You must understand that there was no certainty: was this the beginning of a gigantic attack on New York and Washington or was it its culmination? I didn't know; nor did anyone else. For an hour, I thought I would be lucky to see the end of that day. Was New York about to be torched in an uncontrollable firestorm? The city became quiet — so quiet that I looked out of my window to see why there was no traffic on First Avenue. But the avenue was jammed with traffic; it was silent because no car or bus or truck moved. Drivers had turned off their engines. On the sidewalks, thousands of people, many covered in ash and soot, walked north.

Some time later I left my apartment and walked to the Beth Israel Hospital on Second Avenue and 19th Street to give blood. Hundreds of nurses dressed in operating green stood outside the hospital with their gurneys, stretchers and stethoscopes; some spilling on to the avenue to get a better view of southern Manhattan and in the hope of seeing an approaching ambulance. No one came. No ambulance arrived. No blood was needed. The surgeons had no one to operate on. No one was injured. You were dead or you were alive.

Was the worst over or was this the beginning? I had established that my closest friends were alive, but someone I knew must have perished, 1 thought, and the number of potential dead was incomprehensible: 10.000, 15,000, 20,000? (Some British newspapers sneered when that figure began to fall, from 10,000 to 6,000 to 3,000, then to less than 3,000. So typical, so overly dramatic of Americans to inflate even the proportions of a tragedy! Yet there was no attempt at inflation in New York. In fact, it was a miracle that so few people did die.)

The New Republic's literary editor. Leon Wieseltier, wrote a splendid attack on those who attempted to beautify what they had seen. John Updike, who saw lower Manhattan from Brooklyn Heights, wrote, 'Smoke speckled with bits of paper curled into the cloudless sky, and strange inky rivulets ran down the giant structure's vertically corrugated surface.' Wieseltier was withering: '[This aestheticism] is provoked by nothing so much as its own delicacy. Its precision is a trick: it appears to bring the reader near, but it keeps the reader far. It is in fact a kind of armour: an armour of adjectives and adverbs. The loveliness is invincible. . . . The weather was indeed sadistically beautiful. But why is [Updike] writing about the weather? It was a deathscape that lay before him. There are circumstances in which beauty is an obstacle to truth.'

Yet if you were in New York, you cannot think about 11 September without remarking on the weather, meteorological conditions that suited the terrorists' plot so horribly well — severe clear. On that day, and the days that followed, how I wanted it to cloud over, for it to rain, for night to fall. With daylight, there was this sense of being so exposed, even if US fighters now howled over the city. Only at night, when one felt safer, did one drop one's guard, and allow fear to turn into shock or rage or grief. No one wanted to go to bed at night, no one wanted to be alone. I never saw bars and saloons so packed and animated — there was so much drinking — although every room instantly fell silent when television showed Mayor Rudolph Giuliani approaching a microphone.

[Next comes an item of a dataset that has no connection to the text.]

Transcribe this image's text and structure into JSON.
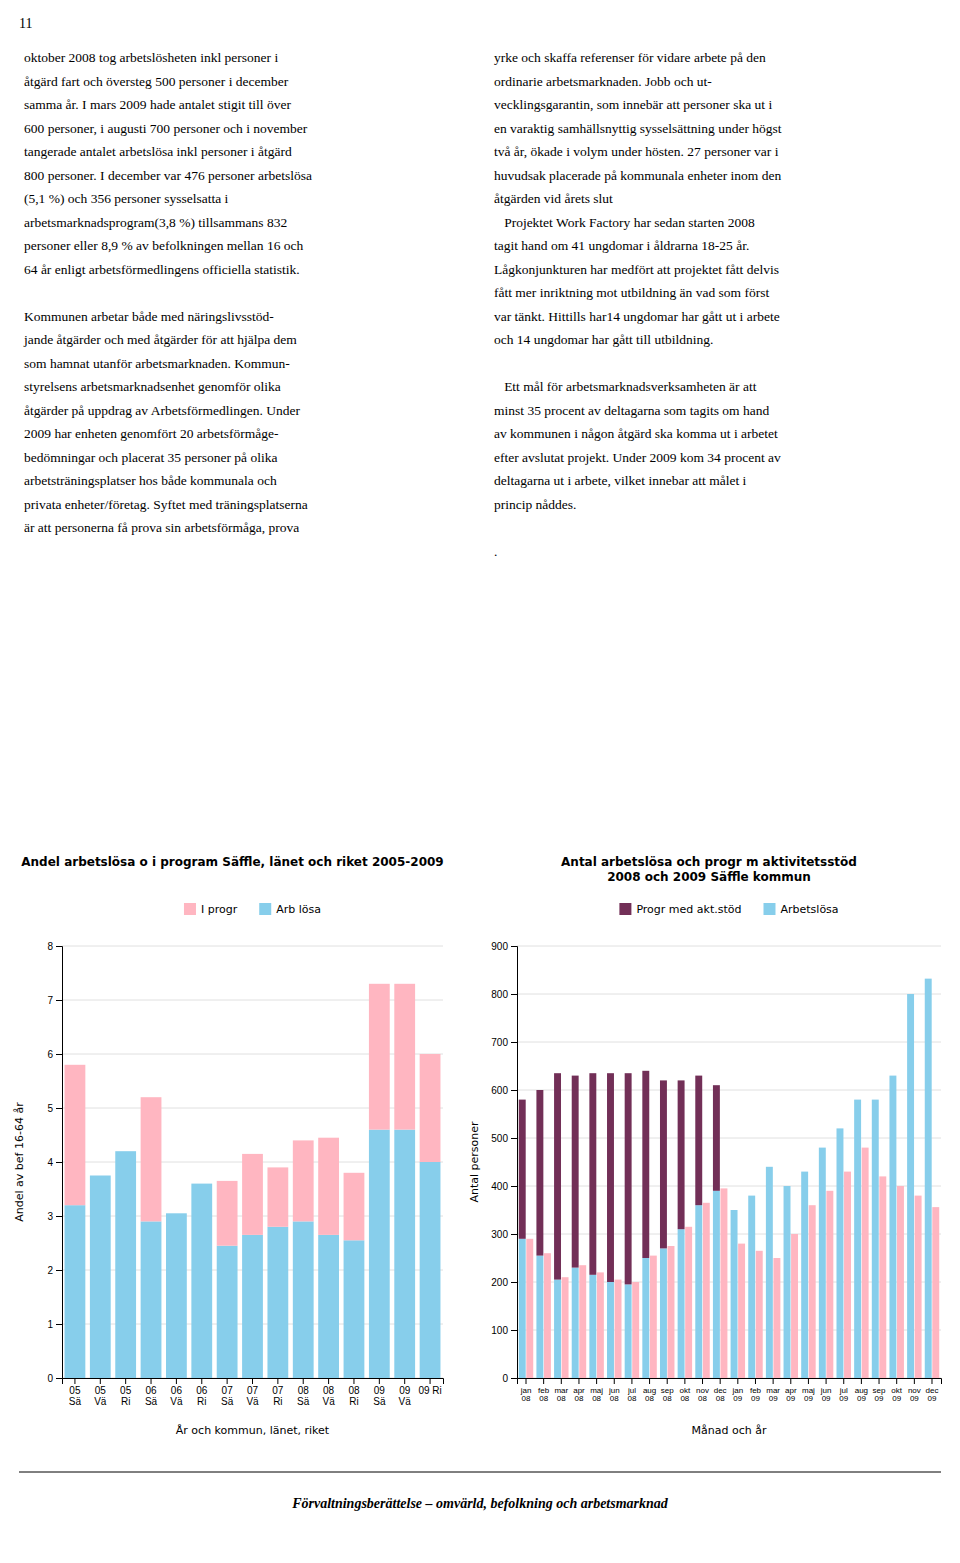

There was no beauty to the words spoken by the mayor on 11 September or the days that followed. There was very little emotion, either. But what he said hour after hour, day after day, was always accurate, and his measured remarks were an important part of the city's extraordinary recovery. At a ceremony five days afterwards. Giuliani addressed 100 cadets who were that day promoted to the Fire Department of New York. 'Your willingness to go forward undaunted in the most difficult of circumstances is an inspiration to all of us. It sends a signal that our hearts are broken, no question about that, but our hearts continue to beat, and they beat very, very strongly. Life is going to go on.' These words, read almost a year later, retain all the conviction they had when I first heard them.